Now the training begins and you should start seeing your loss value. Here is a screenshot from my training: It's taking ~30 seconds per step, which is pretty slow but expected since I am not using a GPU. Once your loss starts averaging around 1 then you stop the training by using ctrl + z in the terminal, but feel free to let it train longer if you want.

The next step is to use the export_inference_graph.py to create the frozen model for detecting objects. Run the program from the models/research/object_detection directory, it takes four arguments and my code was as follows:

python export_inference_graph.py \
    --input_type image_tensor \
    --pipeline_config_path faster_rcnn_resnet101_coco_2018_01_28/pipeline.config \
    --trained_checkpoint_prefix training/model.ckpt-396 \
    --output_directory digits_graph

Leave the input_type as image_tensor. The pipeline_config_path once again points to your config file. The trained_checkpoint_prefix should point to the latest checkpoint that you have. In my case my loss was reasonably low after ~390 steps, but yours may take longer. In any case, make sure that you have 3 checkpoint files (meta, index, and data) for whichever number checkpoint you use. The last argument is the directory the program creates with the inference graph, so use a descriptive name related to your objects.

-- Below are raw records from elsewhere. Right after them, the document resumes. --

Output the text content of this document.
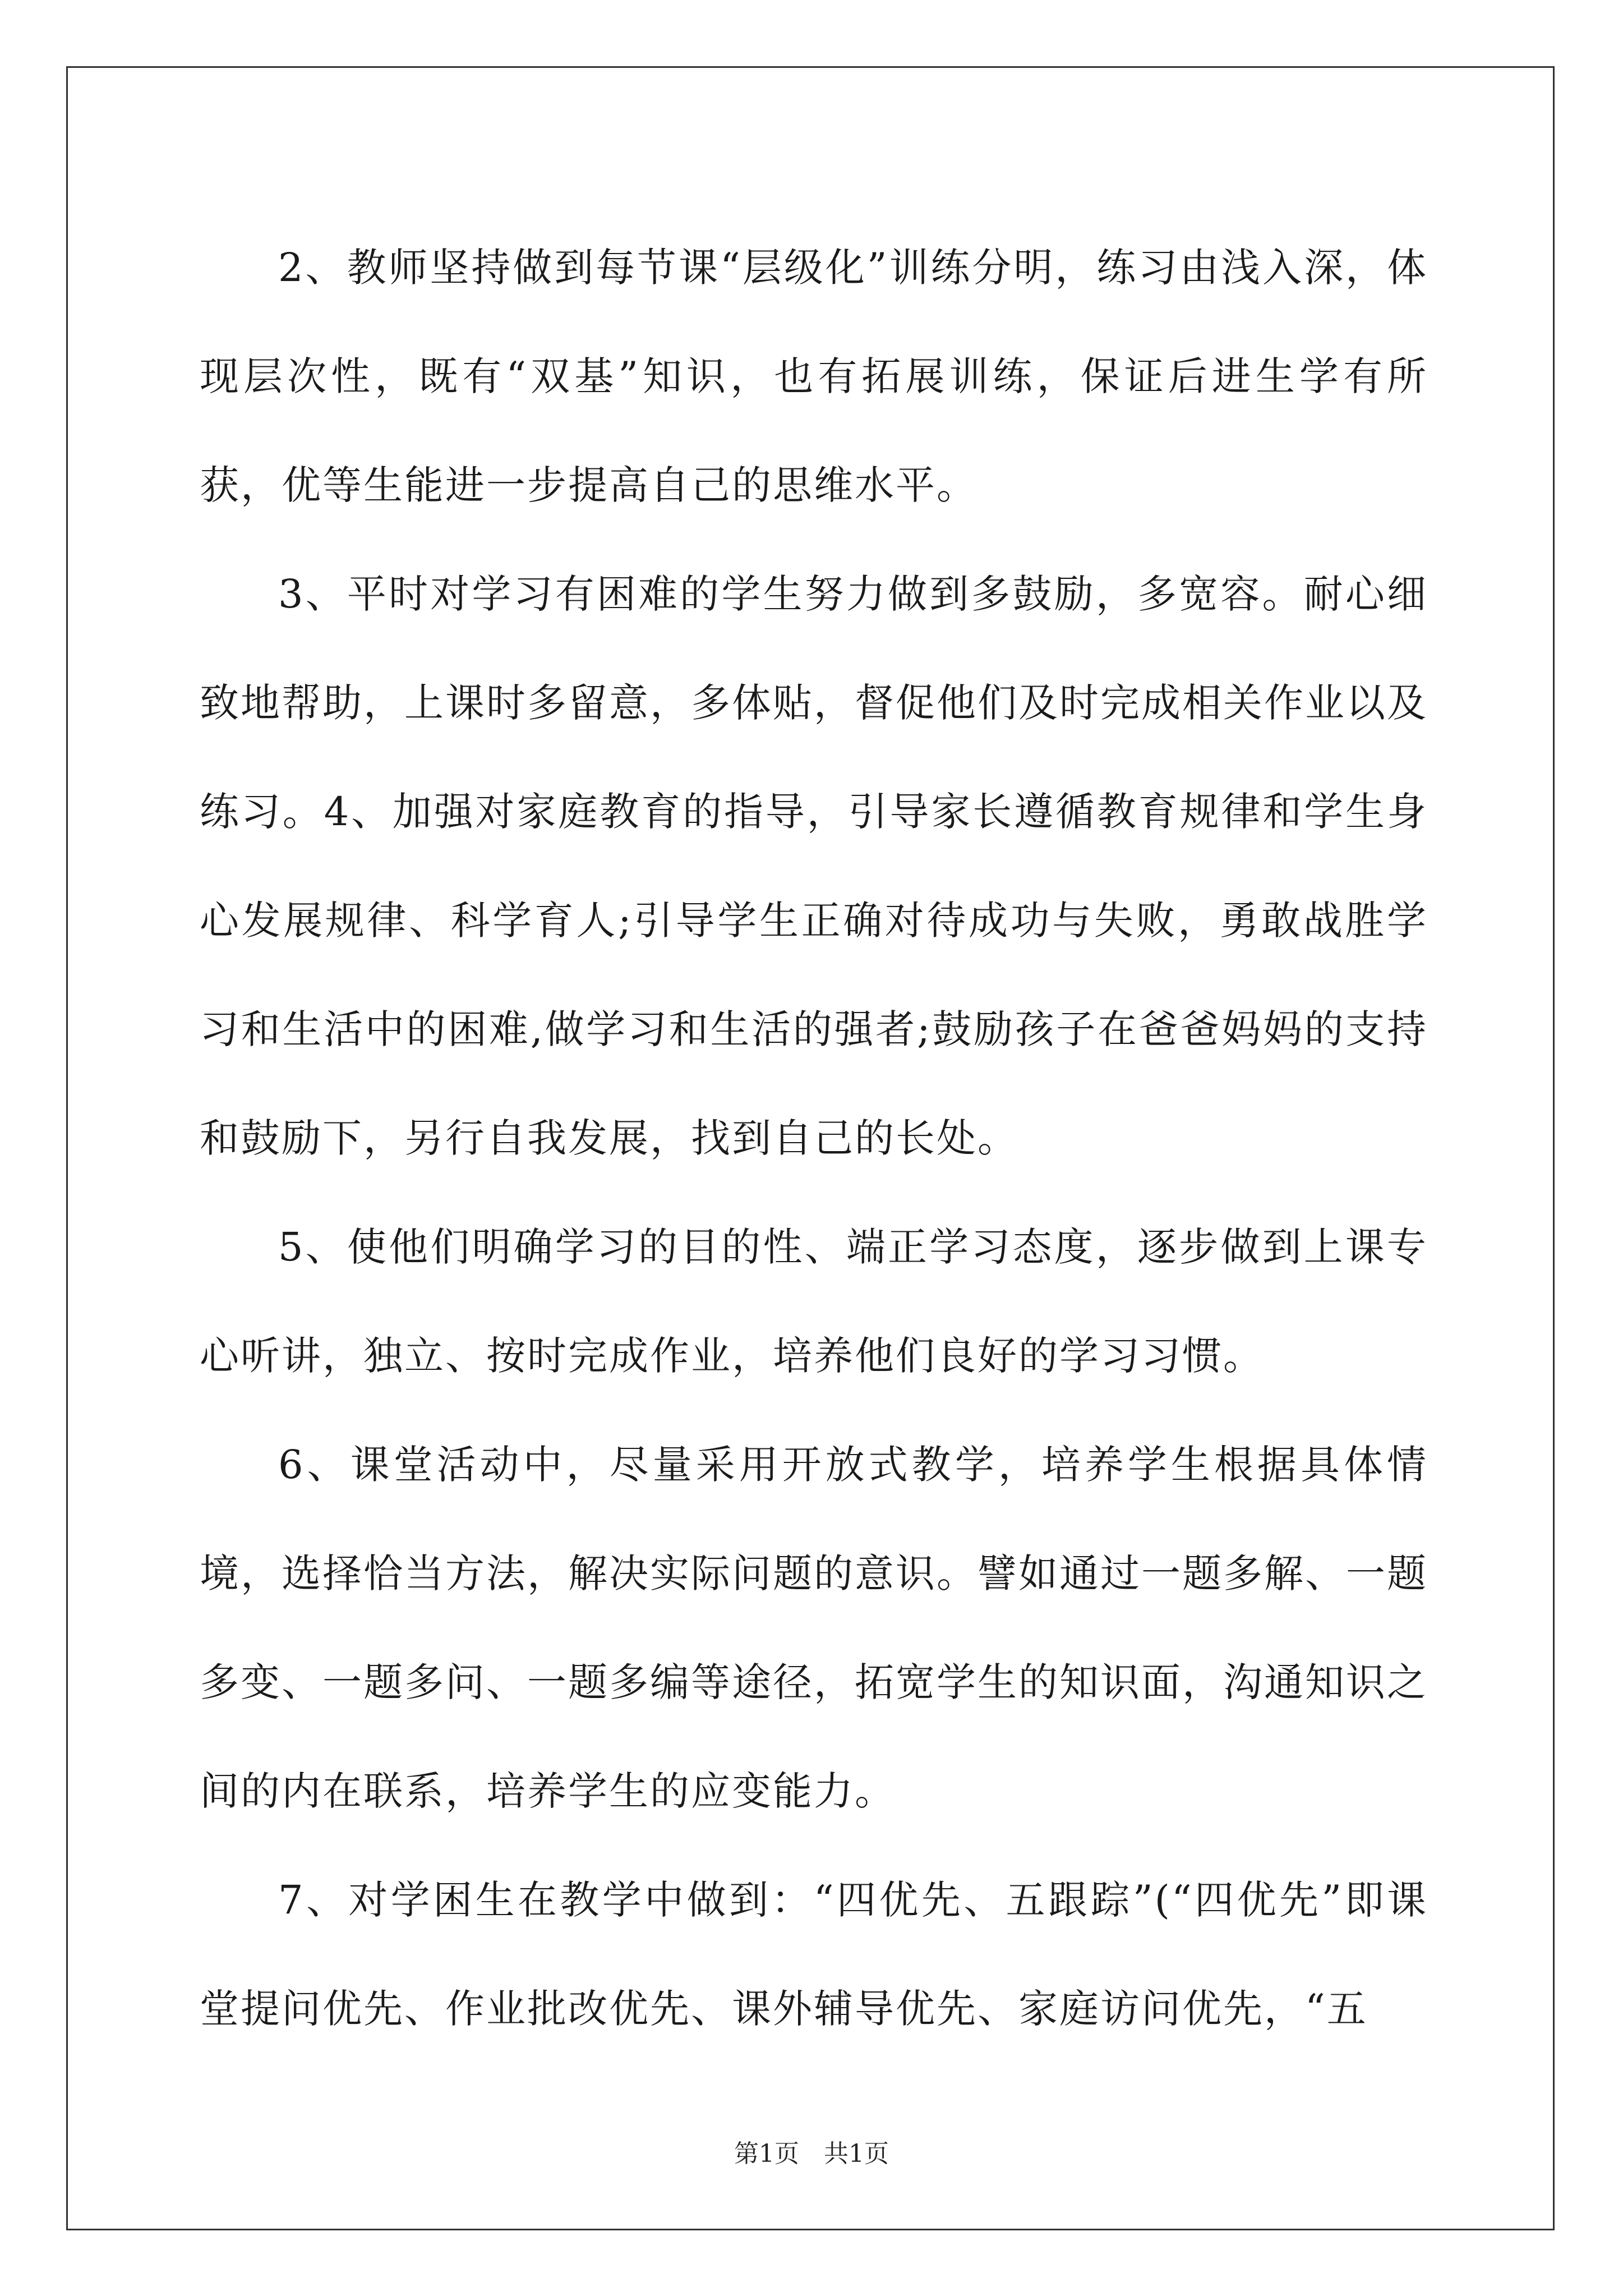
2、教师坚持做到每节课“层级化”训练分明，练习由浅入深，体现层次性，既有“双基”知识，也有拓展训练，保证后进生学有所获，优等生能进一步提高自己的思维水平。

3、平时对学习有困难的学生努力做到多鼓励，多宽容。耐心细致地帮助，上课时多留意，多体贴，督促他们及时完成相关作业以及练习。4、加强对家庭教育的指导，引导家长遵循教育规律和学生身心发展规律、科学育人;引导学生正确对待成功与失败，勇敢战胜学习和生活中的困难,做学习和生活的强者;鼓励孩子在爸爸妈妈的支持和鼓励下，另行自我发展，找到自己的长处。

5、使他们明确学习的目的性、端正学习态度，逐步做到上课专心听讲，独立、按时完成作业，培养他们良好的学习习惯。

6、课堂活动中，尽量采用开放式教学，培养学生根据具体情境，选择恰当方法，解决实际问题的意识。譬如通过一题多解、一题多变、一题多问、一题多编等途径，拓宽学生的知识面，沟通知识之间的内在联系，培养学生的应变能力。

7、对学困生在教学中做到：“四优先、五跟踪”(“四优先”即课堂提问优先、作业批改优先、课外辅导优先、家庭访问优先，“五

第1页　共1页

Now we can use the object_detection_tutorial.ipynb in the object_detection directory to test out the model. You'll want to make a few changes to the code under the header "Variables." Mine looks like this:

# What model to download.
MODEL_NAME = 'digits_graph'

# Path to frozen detection graph. This is the actual model that is used for the object detection.
PATH_TO_CKPT = MODEL_NAME + '/frozen_inference_graph.pb'

# List of the strings that is used to add correct label for each box.
PATH_TO_LABELS = os.path.join('data', 'object-detection.pbtxt')

NUM_CLASSES = 10

Next, add whatever images you would like to test your detection on to the directory models/research/object_detection/test_images and rename the files to image3.jpg, image4.jpg, ... etc. In the detection section, modify the range of the loop to correspond to your test images. If you get a memory error, just run it on a couple of images at a time, i.e.,

TEST_IMAGE_PATHS = [ os.path.join(PATH_TO_TEST_IMAGES_DIR, 'image{}.png'.format(i)) for i in range(5, 7) ]

Check out the images folder on this repo to see some of my results.